We’re rolling out our first django application under mod_wsgi as
`WSGIDaemonProcess our-appname processes=6 threads=15'`
and we’re having a discussion about whether our Python code and the Redis and Postgres libraries it uses needs to be thread-safe or not.
From what I can tell from reading the mod_wsgi documentation, even though the apache worker is processing requests with multiple apache threads, our python code is for all intents and purposes single-threaded. I don’t see any warnings on the mod_wsgi docs saying “Beware!! You now have to worry about Global Data and Thread Safety!” but there’s also no explicit “Don’t Worry About Threads There Aren’t Any”.
We’re not doing anything explicitly with threads in our python code, there is no mention of them in anything we’ve written.

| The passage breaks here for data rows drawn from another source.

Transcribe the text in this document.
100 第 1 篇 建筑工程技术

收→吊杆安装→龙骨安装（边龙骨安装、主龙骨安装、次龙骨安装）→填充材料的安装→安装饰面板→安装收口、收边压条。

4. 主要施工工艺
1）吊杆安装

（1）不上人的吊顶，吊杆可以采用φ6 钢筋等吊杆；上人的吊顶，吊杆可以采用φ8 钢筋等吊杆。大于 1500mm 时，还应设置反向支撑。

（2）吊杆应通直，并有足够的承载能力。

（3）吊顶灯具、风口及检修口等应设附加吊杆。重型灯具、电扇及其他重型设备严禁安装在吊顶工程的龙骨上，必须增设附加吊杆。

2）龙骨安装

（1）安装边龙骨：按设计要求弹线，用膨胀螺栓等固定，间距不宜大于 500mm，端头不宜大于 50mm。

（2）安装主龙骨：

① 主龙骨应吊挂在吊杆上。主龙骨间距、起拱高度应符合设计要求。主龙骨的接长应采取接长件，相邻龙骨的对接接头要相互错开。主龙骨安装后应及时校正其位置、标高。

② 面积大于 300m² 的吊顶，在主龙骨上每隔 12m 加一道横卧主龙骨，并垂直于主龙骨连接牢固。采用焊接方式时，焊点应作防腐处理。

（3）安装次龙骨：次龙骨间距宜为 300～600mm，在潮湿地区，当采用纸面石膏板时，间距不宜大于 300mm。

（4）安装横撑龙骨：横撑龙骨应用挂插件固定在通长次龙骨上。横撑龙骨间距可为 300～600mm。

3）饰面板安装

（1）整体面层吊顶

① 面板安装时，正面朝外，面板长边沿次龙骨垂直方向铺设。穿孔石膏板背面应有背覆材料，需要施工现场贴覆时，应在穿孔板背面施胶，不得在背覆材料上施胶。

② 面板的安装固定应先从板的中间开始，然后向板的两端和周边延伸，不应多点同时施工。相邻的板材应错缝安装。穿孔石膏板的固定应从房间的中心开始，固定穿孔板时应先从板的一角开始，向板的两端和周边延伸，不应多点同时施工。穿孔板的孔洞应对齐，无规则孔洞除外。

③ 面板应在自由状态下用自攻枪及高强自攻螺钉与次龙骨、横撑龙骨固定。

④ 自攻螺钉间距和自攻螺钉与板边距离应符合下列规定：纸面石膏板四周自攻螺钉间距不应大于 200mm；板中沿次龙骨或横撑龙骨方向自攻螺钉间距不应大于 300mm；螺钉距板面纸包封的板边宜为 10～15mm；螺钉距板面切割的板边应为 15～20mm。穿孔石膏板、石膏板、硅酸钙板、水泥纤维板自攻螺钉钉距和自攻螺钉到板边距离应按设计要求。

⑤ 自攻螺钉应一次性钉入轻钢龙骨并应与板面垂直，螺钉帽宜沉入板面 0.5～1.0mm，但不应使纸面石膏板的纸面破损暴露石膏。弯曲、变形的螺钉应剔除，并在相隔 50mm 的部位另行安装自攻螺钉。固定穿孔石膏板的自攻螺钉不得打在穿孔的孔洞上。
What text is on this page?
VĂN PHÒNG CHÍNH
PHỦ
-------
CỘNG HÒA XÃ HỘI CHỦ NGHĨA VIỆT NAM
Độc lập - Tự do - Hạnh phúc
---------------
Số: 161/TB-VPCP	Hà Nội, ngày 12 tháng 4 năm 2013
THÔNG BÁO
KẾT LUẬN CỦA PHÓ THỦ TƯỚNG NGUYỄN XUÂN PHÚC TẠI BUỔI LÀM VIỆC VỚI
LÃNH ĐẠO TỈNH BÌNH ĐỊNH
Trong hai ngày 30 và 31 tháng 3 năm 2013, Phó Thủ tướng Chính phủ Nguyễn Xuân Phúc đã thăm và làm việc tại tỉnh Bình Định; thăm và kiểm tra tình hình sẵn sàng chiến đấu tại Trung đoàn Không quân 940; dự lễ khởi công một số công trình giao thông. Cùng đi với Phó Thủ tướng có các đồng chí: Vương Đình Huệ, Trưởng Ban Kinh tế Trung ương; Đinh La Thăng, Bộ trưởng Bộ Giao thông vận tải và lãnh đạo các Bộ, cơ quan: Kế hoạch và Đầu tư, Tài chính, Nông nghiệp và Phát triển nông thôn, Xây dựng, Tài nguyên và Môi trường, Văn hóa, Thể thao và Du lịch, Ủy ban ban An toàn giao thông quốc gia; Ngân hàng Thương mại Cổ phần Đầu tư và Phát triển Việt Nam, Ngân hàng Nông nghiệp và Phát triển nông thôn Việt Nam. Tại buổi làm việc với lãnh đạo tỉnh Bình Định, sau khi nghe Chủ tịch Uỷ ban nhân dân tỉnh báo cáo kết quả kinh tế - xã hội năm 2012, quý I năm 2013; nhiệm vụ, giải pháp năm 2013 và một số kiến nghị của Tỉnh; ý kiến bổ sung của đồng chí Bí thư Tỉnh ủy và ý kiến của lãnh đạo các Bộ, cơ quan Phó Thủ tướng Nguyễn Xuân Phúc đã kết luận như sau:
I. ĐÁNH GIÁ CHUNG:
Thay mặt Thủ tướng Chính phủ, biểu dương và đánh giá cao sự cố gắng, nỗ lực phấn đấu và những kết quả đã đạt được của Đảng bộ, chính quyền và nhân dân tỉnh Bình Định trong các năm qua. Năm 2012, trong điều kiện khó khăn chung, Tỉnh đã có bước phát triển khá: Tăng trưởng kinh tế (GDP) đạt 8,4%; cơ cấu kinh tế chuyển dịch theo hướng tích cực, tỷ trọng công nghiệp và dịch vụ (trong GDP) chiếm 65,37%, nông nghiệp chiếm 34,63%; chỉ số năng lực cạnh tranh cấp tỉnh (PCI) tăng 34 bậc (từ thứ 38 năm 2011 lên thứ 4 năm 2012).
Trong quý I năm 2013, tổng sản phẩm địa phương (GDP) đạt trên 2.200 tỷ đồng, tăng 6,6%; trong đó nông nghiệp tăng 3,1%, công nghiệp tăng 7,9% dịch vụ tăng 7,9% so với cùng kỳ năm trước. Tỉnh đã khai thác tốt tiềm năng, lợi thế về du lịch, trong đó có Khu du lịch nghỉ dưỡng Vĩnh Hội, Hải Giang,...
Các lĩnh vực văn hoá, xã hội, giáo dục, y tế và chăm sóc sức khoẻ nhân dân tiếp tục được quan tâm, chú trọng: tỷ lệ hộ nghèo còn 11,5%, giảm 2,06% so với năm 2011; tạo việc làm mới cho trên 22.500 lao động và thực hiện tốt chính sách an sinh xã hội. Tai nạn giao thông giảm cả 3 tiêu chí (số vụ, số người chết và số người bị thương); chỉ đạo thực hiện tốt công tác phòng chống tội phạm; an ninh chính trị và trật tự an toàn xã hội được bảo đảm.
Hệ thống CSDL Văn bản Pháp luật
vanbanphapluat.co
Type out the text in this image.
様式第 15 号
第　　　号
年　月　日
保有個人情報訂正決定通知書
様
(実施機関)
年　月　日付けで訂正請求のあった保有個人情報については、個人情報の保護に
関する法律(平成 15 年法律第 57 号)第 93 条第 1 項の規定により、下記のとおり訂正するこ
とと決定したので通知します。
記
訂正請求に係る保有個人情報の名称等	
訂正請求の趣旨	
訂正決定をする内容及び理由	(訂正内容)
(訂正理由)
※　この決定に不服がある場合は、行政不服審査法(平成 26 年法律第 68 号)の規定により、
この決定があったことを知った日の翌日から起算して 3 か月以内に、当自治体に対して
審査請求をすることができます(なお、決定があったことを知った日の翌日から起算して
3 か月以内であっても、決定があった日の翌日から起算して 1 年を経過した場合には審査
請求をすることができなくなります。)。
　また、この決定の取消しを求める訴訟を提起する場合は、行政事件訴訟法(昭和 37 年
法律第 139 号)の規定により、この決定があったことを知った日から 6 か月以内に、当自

But some people here are of the opinion that since we’re running with threads=15 that we are now in in the multi-threaded world.
Can anyone clarify what’s actually going on here? Is our Python code now subject to multiple threads of execution through the same data where it wasn’t before, or not?
Yes obviously you are running multi-threaded app and it will create problems if you don’t take care with globals, Class attributes etc
If you need to keep something globally, keep it in thread local storage.
Here is a quote from modwsgi doc, Building_A_Portable_Application
So I think you have been sufficiently warned.